In der Tür des Operationsraumes blieb ich stehen und schaute mich
aufmerksam um. Ich entdeckte eine große Flasche - mindestens
fünf Liter - mit isotonischer Salzlösung. Dann fragte ich die
Ärzte, was mich diesmal erwarten würde.
"Keine Sorge. wir nehmen dir nur ein wenig Blut ab." antwortete
eine Krankenschwester beruhigend.
"Ein wenig? Und weshalb braucht ihr dann fünf Liter
Salzlösung?" fragte ich.
Niemand antwortete. Sie würden mir den größten Teil meines
Blutes abzapfen, wenn sie so viel Flüssigkeit ersetzen mußten.
Aber ich würde es höchstwahrscheinlich überleben - sonst
hätten sie gar keine Salzlösung gebraucht.

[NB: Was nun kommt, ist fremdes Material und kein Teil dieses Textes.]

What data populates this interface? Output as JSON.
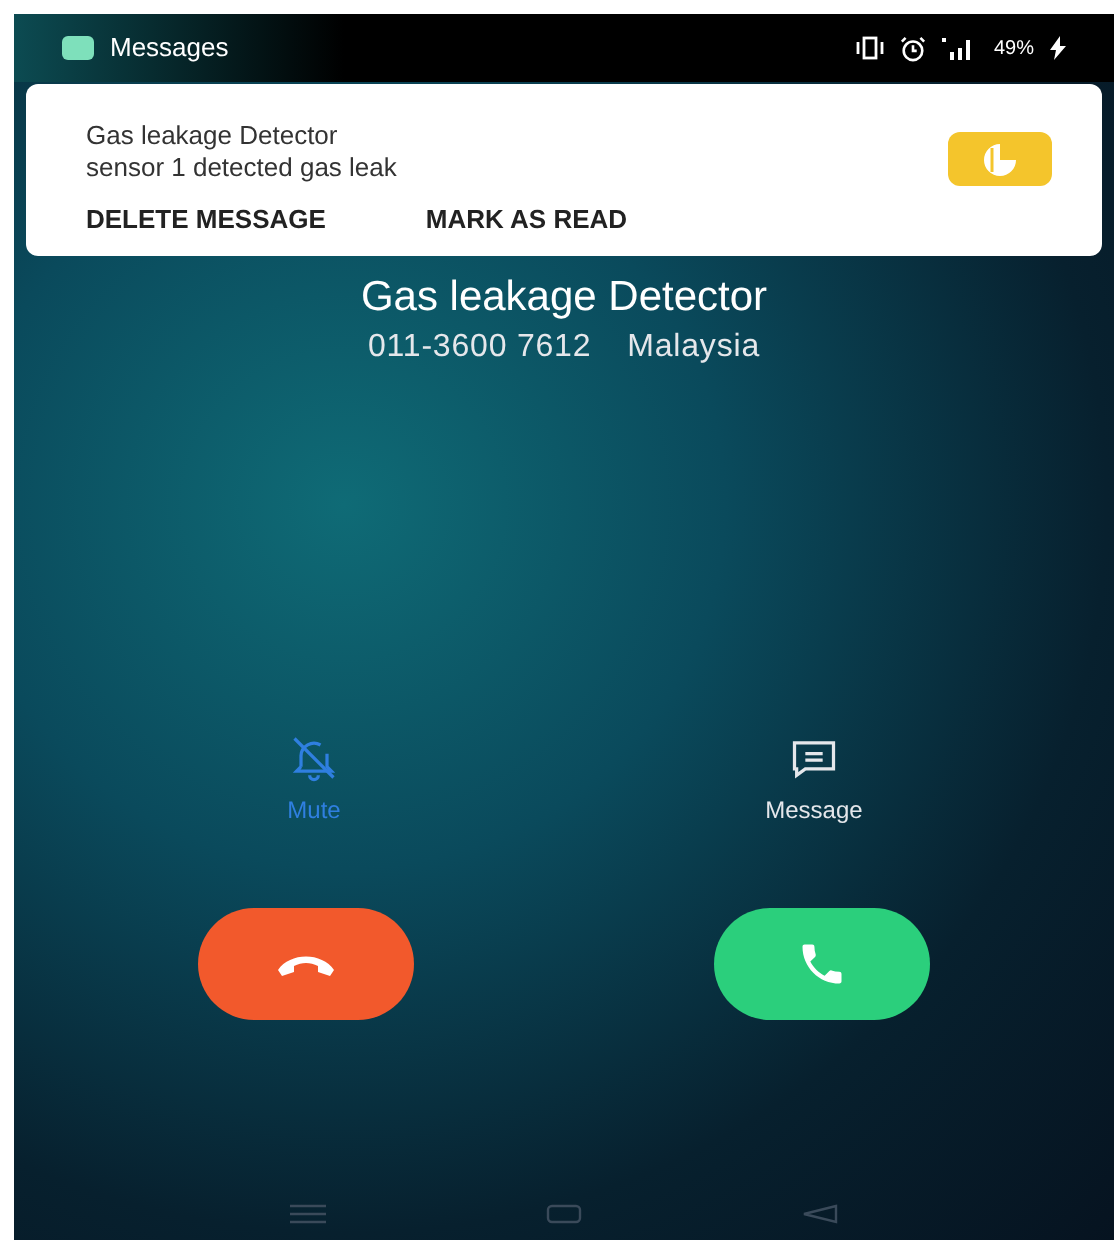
{
  "status_bar": {
    "app_label": "Messages",
    "battery": "49%"
  },
  "notification": {
    "title": "Gas leakage Detector",
    "body": "sensor 1 detected gas leak",
    "actions": [
      "DELETE MESSAGE",
      "MARK AS READ"
    ]
  },
  "caller": {
    "name": "Gas leakage Detector",
    "number": "011-3600 7612",
    "region": "Malaysia"
  },
  "call_options": [
    {
      "kind": "mute",
      "label": "Mute",
      "on": true
    },
    {
      "kind": "message",
      "label": "Message",
      "on": false
    }
  ],
  "call_buttons": [
    {
      "kind": "decline"
    },
    {
      "kind": "answer"
    }
  ]
}
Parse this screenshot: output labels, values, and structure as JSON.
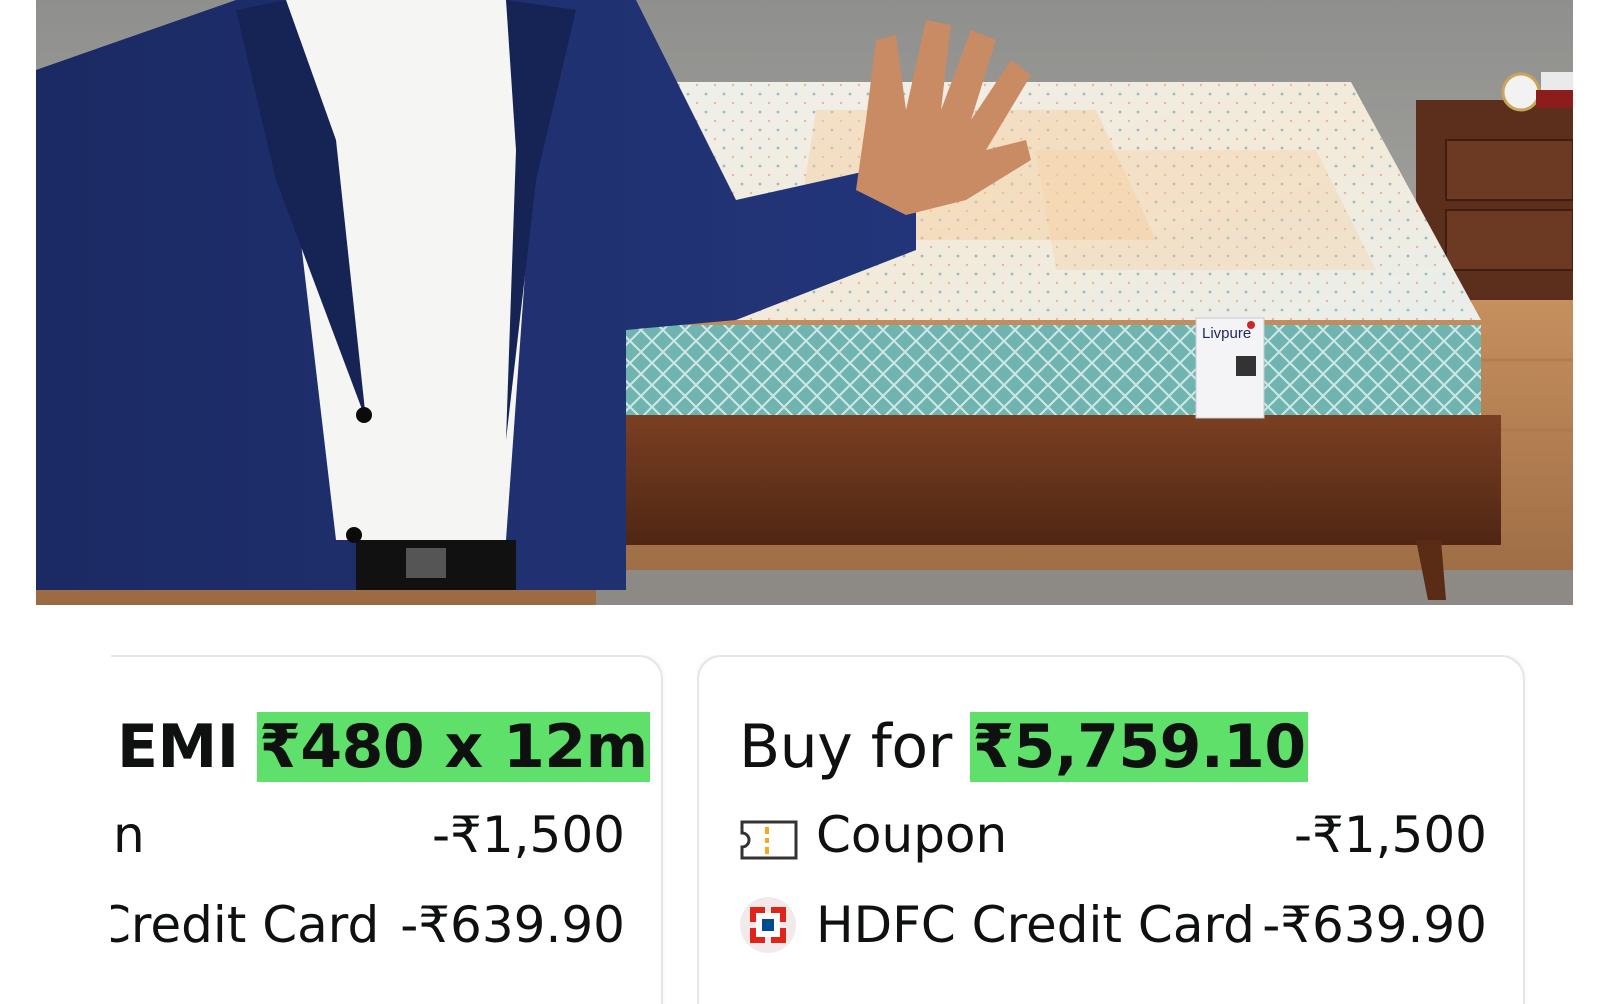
{
  "product_image": {
    "alt": "Livpure mattress with presenter",
    "brand_tag": "Livpure"
  },
  "emi_card": {
    "label": "EMI",
    "value": "₹480 x 12m",
    "rows": [
      {
        "label": "n",
        "amount": "-₹1,500"
      },
      {
        "label": "Credit Card",
        "amount": "-₹639.90"
      }
    ]
  },
  "buy_card": {
    "label": "Buy for",
    "value": "₹5,759.10",
    "rows": [
      {
        "icon": "coupon-icon",
        "label": "Coupon",
        "amount": "-₹1,500"
      },
      {
        "icon": "hdfc-bank-icon",
        "label": "HDFC Credit Card",
        "amount": "-₹639.90"
      }
    ]
  },
  "colors": {
    "highlight": "#5ee06a",
    "card_border": "#e6e6e6",
    "hdfc_red": "#e2231a",
    "hdfc_blue": "#004c8f",
    "coupon_orange": "#f7a823"
  }
}
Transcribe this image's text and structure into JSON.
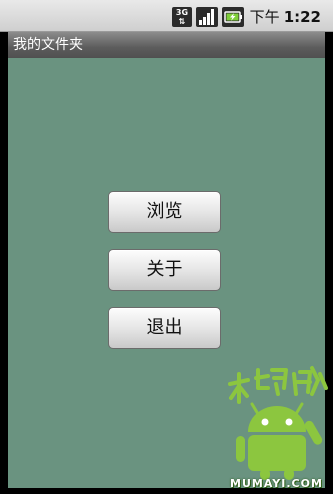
{
  "status_bar": {
    "network_label": "3G",
    "network_icon": "network-3g-icon",
    "signal_icon": "signal-strength-icon",
    "battery_icon": "battery-charging-icon",
    "clock_period": "下午",
    "clock_time": "1:22"
  },
  "app": {
    "title": "我的文件夹"
  },
  "menu": {
    "browse_label": "浏览",
    "about_label": "关于",
    "exit_label": "退出"
  },
  "watermark": {
    "logo_icon": "android-robot-icon",
    "chars": "木蚂蚁",
    "url": "MUMAYI.COM"
  },
  "colors": {
    "background": "#6a9380",
    "watermark_green": "#8cc63f"
  }
}
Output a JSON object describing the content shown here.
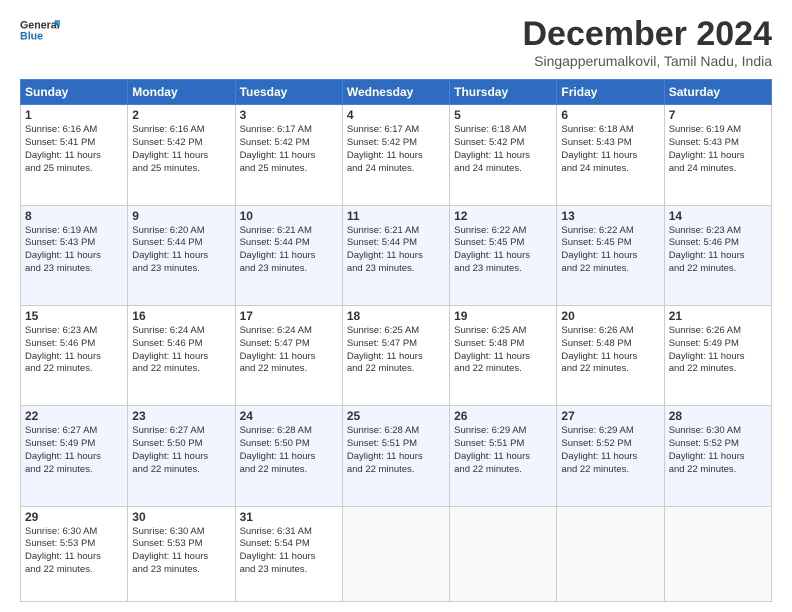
{
  "logo": {
    "general": "General",
    "blue": "Blue"
  },
  "header": {
    "month": "December 2024",
    "location": "Singapperumalkovil, Tamil Nadu, India"
  },
  "weekdays": [
    "Sunday",
    "Monday",
    "Tuesday",
    "Wednesday",
    "Thursday",
    "Friday",
    "Saturday"
  ],
  "weeks": [
    [
      {
        "day": "1",
        "text": "Sunrise: 6:16 AM\nSunset: 5:41 PM\nDaylight: 11 hours\nand 25 minutes."
      },
      {
        "day": "2",
        "text": "Sunrise: 6:16 AM\nSunset: 5:42 PM\nDaylight: 11 hours\nand 25 minutes."
      },
      {
        "day": "3",
        "text": "Sunrise: 6:17 AM\nSunset: 5:42 PM\nDaylight: 11 hours\nand 25 minutes."
      },
      {
        "day": "4",
        "text": "Sunrise: 6:17 AM\nSunset: 5:42 PM\nDaylight: 11 hours\nand 24 minutes."
      },
      {
        "day": "5",
        "text": "Sunrise: 6:18 AM\nSunset: 5:42 PM\nDaylight: 11 hours\nand 24 minutes."
      },
      {
        "day": "6",
        "text": "Sunrise: 6:18 AM\nSunset: 5:43 PM\nDaylight: 11 hours\nand 24 minutes."
      },
      {
        "day": "7",
        "text": "Sunrise: 6:19 AM\nSunset: 5:43 PM\nDaylight: 11 hours\nand 24 minutes."
      }
    ],
    [
      {
        "day": "8",
        "text": "Sunrise: 6:19 AM\nSunset: 5:43 PM\nDaylight: 11 hours\nand 23 minutes."
      },
      {
        "day": "9",
        "text": "Sunrise: 6:20 AM\nSunset: 5:44 PM\nDaylight: 11 hours\nand 23 minutes."
      },
      {
        "day": "10",
        "text": "Sunrise: 6:21 AM\nSunset: 5:44 PM\nDaylight: 11 hours\nand 23 minutes."
      },
      {
        "day": "11",
        "text": "Sunrise: 6:21 AM\nSunset: 5:44 PM\nDaylight: 11 hours\nand 23 minutes."
      },
      {
        "day": "12",
        "text": "Sunrise: 6:22 AM\nSunset: 5:45 PM\nDaylight: 11 hours\nand 23 minutes."
      },
      {
        "day": "13",
        "text": "Sunrise: 6:22 AM\nSunset: 5:45 PM\nDaylight: 11 hours\nand 22 minutes."
      },
      {
        "day": "14",
        "text": "Sunrise: 6:23 AM\nSunset: 5:46 PM\nDaylight: 11 hours\nand 22 minutes."
      }
    ],
    [
      {
        "day": "15",
        "text": "Sunrise: 6:23 AM\nSunset: 5:46 PM\nDaylight: 11 hours\nand 22 minutes."
      },
      {
        "day": "16",
        "text": "Sunrise: 6:24 AM\nSunset: 5:46 PM\nDaylight: 11 hours\nand 22 minutes."
      },
      {
        "day": "17",
        "text": "Sunrise: 6:24 AM\nSunset: 5:47 PM\nDaylight: 11 hours\nand 22 minutes."
      },
      {
        "day": "18",
        "text": "Sunrise: 6:25 AM\nSunset: 5:47 PM\nDaylight: 11 hours\nand 22 minutes."
      },
      {
        "day": "19",
        "text": "Sunrise: 6:25 AM\nSunset: 5:48 PM\nDaylight: 11 hours\nand 22 minutes."
      },
      {
        "day": "20",
        "text": "Sunrise: 6:26 AM\nSunset: 5:48 PM\nDaylight: 11 hours\nand 22 minutes."
      },
      {
        "day": "21",
        "text": "Sunrise: 6:26 AM\nSunset: 5:49 PM\nDaylight: 11 hours\nand 22 minutes."
      }
    ],
    [
      {
        "day": "22",
        "text": "Sunrise: 6:27 AM\nSunset: 5:49 PM\nDaylight: 11 hours\nand 22 minutes."
      },
      {
        "day": "23",
        "text": "Sunrise: 6:27 AM\nSunset: 5:50 PM\nDaylight: 11 hours\nand 22 minutes."
      },
      {
        "day": "24",
        "text": "Sunrise: 6:28 AM\nSunset: 5:50 PM\nDaylight: 11 hours\nand 22 minutes."
      },
      {
        "day": "25",
        "text": "Sunrise: 6:28 AM\nSunset: 5:51 PM\nDaylight: 11 hours\nand 22 minutes."
      },
      {
        "day": "26",
        "text": "Sunrise: 6:29 AM\nSunset: 5:51 PM\nDaylight: 11 hours\nand 22 minutes."
      },
      {
        "day": "27",
        "text": "Sunrise: 6:29 AM\nSunset: 5:52 PM\nDaylight: 11 hours\nand 22 minutes."
      },
      {
        "day": "28",
        "text": "Sunrise: 6:30 AM\nSunset: 5:52 PM\nDaylight: 11 hours\nand 22 minutes."
      }
    ],
    [
      {
        "day": "29",
        "text": "Sunrise: 6:30 AM\nSunset: 5:53 PM\nDaylight: 11 hours\nand 22 minutes."
      },
      {
        "day": "30",
        "text": "Sunrise: 6:30 AM\nSunset: 5:53 PM\nDaylight: 11 hours\nand 23 minutes."
      },
      {
        "day": "31",
        "text": "Sunrise: 6:31 AM\nSunset: 5:54 PM\nDaylight: 11 hours\nand 23 minutes."
      },
      {
        "day": "",
        "text": ""
      },
      {
        "day": "",
        "text": ""
      },
      {
        "day": "",
        "text": ""
      },
      {
        "day": "",
        "text": ""
      }
    ]
  ]
}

Ich legte mich hin, wurde angeschnallt und die Liege so eingestellt, daß meine Beine deutlich höher lagen als der Kopf während mein rechter Arm nach unten hängen lassen wurde. Dann wurde in meinen linken Arm eine Infusionsnadel für die Salzlösung eingestochen, nachgeschaut ob sie die Ader auch wirklich getroffen hatten, doch die Infusion noch nicht laufen lassen, um das Blut nicht zu verdünnen. In den herunterhängenden rechten Arm wurde die Nadel zum Blutabzapfen gestochen und festgeklebt. Sie ließen das Blut laufen, bis mir schwarz vor Augen wurde, obwohl mein Kopf beinahe die tiefste Stelle des Körpers war. Das heißt der gesamte Unterleib und die Beine mußten praktisch blutleer sein. Dann erst stellten sie die Infusion an, um die Flüssigkeit zu ersetzen und ließen mich wieder einmal einfach so liegen. Es war wieder die Psychologin, die mich abholte - allerdings war ich diesmal viel zu schwach, um sie anzusprechen. Sie schob einfach die Behandlungsliege mit mir in meinen Schlafraum.
Am nächsten Tag schaute der Psychologieprofessor herein. Er fragte mich, ob ich wieder einmal zu faul wäre, um zu arbeiten. Ich solle gefälligst an meiner Geschichte weiterschreiben. Ich bat ihn, die Tastatur auf meinen Bauch zu legen und den Computerbildschirm so hinzustellen, daß ich ihn im Liegen sehen konnte. Zum Aufstehen sei ich schließlich noch zu schwach. Er lächelte und tat was ich ihm gesagt hatte.
Als die Psychologin mir später am Tag mein Mittagessen brachte, war sie überrascht, mich arbeiten zu sehen.
Dabei war diese Blutspende harmlos gewesen - bis auf die beiden Nadelstiche hatte sie nicht wehgetan, und bleibende Schäden hatte sie glücklicherweise auch nicht hervorgerufen. Wenn nur alle Operationen so wären!